A Suárez, mientras estuvo activo, lo detestaron casi todos: parte del Ejército, la extrema derecha, los del Partido Popular que al principio se llamaba Alianza, los socialistas, la extrema izquierda, los nacionalistas, sus compañeros de la UCD que le hicieron la vida imposible y lo obligaron a marcharse. Cuando fundó su nuevo partido, el CDS, los votantes que hoy sienten nostalgia le dieron la espalda, hasta que hubo de disolverlo y retirarse. Entonces, poco a poco, se empezaron a reconocer sus méritos y su carácter abierto, la dificilísima tarea que había llevado a cabo con mucho más éxito del esperable.

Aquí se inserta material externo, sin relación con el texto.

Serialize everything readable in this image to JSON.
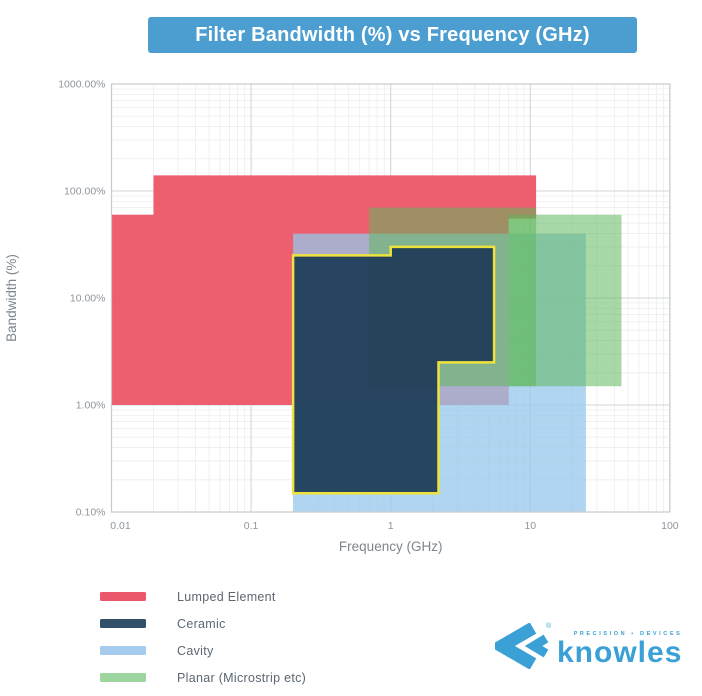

Cuando ya no podía quitarle el sitio a nadie. Cuando su figura ya no podía empequeñecer las de los demás. Cuando se lo vio como pasado. El título de esta columna tendría que ser otro, pero ya lo utilicé en una pieza de 1997 y en el volumen recopilatorio que la contuvo: Seré amado cuando falte. Una vez más, es una cita de Shakespeare, que lo expresó casi todo: “I shall be lov’d when I am lack’d”, en Coriolano. Lamentablemente, es el sino de todo español de valía, en cualquier campo: ser reconocido plenamente, ensalzado, añorado y querido sólo tras su desaparición o derrota. A menudo ni siquiera el sentimiento es puro, sino que se utiliza al muerto que en vida fue denostado para denostar a los que quedan, a los que incurren en el imperdonable delito de seguir vivos y no vencidos. “Este que ya no está sí que era bueno”, se aprovecha para decir, “y no como estos mediocres de ahora”. Somos un país condenado a chapotear en el descontento presente, y a sentirnos orgullosos y reconciliados solamente con los que –por fin– ya no respiran y pertenecen al inofensivo pasado.